Sizing: propose, then ensure

Two operations manage capacity:

  • proposeSize(n) — called once at the top of a struct's serializer with a compile-time estimate of its output size, reserving roughly that much up front so most serializes never reallocate mid-write.
  • ensureSize(n) — called before a write whose size isn't known until runtime (a string value, a lazy passthrough). If the buffer would overflow, it grows.

Growth is geometric (≈2×, with a minimum chunk), so a long serialize amortizes to a small constant number of reallocations rather than one per field. The estimate just keeps the common case off the growth path entirely.

A subtlety the estimate hides

Because the upfront estimate normally covers everything, fixed-size structural writes (keys, commas) can skip their own bounds check and rely on it. Code paths where the estimate can't be trusted — lazy passthrough, which copies an arbitrary slice — must ensureSize before the writes that follow, or a large value can overrun what the estimate reserved.

Reuse: zero-alloc round-trips

Both entry points take an optional target to write into:

  • JSON.stringify(value, out) overwrites the existing out string in place (or __renews it only when the length changes) instead of minting a new one.
  • JSON.parse<T>(data, out) fills an existing object graph — nested structs threaded through as the destination, arrays keeping their capacity, strings renewed only when their byte length differs.

Run the same shape through a loop and, after the first iteration, both directions settle into reusing every allocation — the heap delta drops to 0. This is what makes json-as suitable for hot encode/decode loops over a fixed schema.

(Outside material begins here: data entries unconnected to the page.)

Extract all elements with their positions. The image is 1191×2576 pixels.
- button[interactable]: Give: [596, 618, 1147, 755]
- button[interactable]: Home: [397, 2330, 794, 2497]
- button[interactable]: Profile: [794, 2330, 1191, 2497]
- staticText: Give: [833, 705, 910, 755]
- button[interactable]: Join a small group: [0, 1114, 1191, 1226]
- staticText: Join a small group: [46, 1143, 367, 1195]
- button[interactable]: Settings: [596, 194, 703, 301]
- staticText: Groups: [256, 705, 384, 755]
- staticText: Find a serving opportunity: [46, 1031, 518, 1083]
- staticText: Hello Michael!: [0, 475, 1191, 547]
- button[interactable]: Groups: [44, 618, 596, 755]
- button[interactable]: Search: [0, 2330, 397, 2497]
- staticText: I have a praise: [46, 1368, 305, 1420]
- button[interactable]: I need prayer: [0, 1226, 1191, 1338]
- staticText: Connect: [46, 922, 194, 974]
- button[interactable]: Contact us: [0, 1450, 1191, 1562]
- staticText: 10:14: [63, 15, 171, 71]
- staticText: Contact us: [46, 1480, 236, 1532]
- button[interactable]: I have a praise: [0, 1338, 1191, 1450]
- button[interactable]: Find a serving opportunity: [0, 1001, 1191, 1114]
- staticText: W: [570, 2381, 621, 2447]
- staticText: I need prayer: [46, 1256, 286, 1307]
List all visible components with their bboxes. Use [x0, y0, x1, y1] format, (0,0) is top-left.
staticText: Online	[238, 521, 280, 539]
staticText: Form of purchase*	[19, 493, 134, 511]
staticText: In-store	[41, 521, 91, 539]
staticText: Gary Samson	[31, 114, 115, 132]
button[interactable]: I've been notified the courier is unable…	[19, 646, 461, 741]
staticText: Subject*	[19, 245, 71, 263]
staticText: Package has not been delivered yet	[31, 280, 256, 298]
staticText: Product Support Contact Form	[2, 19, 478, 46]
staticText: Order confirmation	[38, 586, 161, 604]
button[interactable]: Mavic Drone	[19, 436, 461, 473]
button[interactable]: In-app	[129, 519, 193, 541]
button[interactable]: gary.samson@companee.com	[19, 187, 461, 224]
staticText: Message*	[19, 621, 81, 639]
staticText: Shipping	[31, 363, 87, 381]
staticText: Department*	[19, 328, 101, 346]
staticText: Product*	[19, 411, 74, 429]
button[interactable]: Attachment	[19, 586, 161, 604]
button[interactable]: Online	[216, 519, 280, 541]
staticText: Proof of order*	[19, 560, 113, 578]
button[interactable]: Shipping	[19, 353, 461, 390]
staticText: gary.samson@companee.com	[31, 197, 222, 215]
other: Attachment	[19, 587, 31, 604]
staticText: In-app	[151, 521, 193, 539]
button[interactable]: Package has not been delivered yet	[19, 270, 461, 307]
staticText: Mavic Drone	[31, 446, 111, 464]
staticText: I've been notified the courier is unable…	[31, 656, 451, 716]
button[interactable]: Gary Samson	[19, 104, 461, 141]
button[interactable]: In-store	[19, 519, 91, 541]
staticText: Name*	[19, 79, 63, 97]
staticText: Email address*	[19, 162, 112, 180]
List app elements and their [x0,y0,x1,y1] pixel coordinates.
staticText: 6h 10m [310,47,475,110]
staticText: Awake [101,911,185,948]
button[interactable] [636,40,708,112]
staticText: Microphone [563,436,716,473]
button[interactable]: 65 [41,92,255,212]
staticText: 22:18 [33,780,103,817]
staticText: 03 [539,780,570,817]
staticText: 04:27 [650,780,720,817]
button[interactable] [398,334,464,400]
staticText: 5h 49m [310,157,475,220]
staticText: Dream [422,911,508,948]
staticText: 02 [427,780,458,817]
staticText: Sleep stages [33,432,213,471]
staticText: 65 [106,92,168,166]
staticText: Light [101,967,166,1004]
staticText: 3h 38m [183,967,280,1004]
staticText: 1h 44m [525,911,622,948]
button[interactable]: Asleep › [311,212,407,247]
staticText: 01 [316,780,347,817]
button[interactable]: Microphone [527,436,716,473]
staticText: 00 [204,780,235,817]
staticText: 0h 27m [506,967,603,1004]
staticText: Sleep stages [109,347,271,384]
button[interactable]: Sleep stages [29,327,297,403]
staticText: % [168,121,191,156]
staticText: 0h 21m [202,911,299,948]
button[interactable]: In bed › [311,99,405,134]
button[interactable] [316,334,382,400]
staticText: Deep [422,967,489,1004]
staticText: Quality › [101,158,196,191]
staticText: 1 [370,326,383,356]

Deserialize avoids copies too

On the way in, the scanners work against the source string directly: a string field that contains no escapes is copied straight from the source into the field, skipping any scratch round-trip; only escaped strings take a decode detour through scratch space. (Lazy fields take this further — they don't copy at all until read; see The Lazy Slot.)

Adaptive shrinking

A buffer that grew for one giant payload would otherwise stay big forever. So it tracks a typical output size with an exponential moving average and periodically trims back toward it. You can also force it:

ts
import { JSON } from "json-as";

JSON.stringify<i32[]>([1, 2, 3]);
JSON.Memory.shrink(); // hand oversized buffer capacity back

You rarely need to — it's never required for correctness, only to reclaim peak memory after an unusually large one-off serialize. See Runtime Behavior.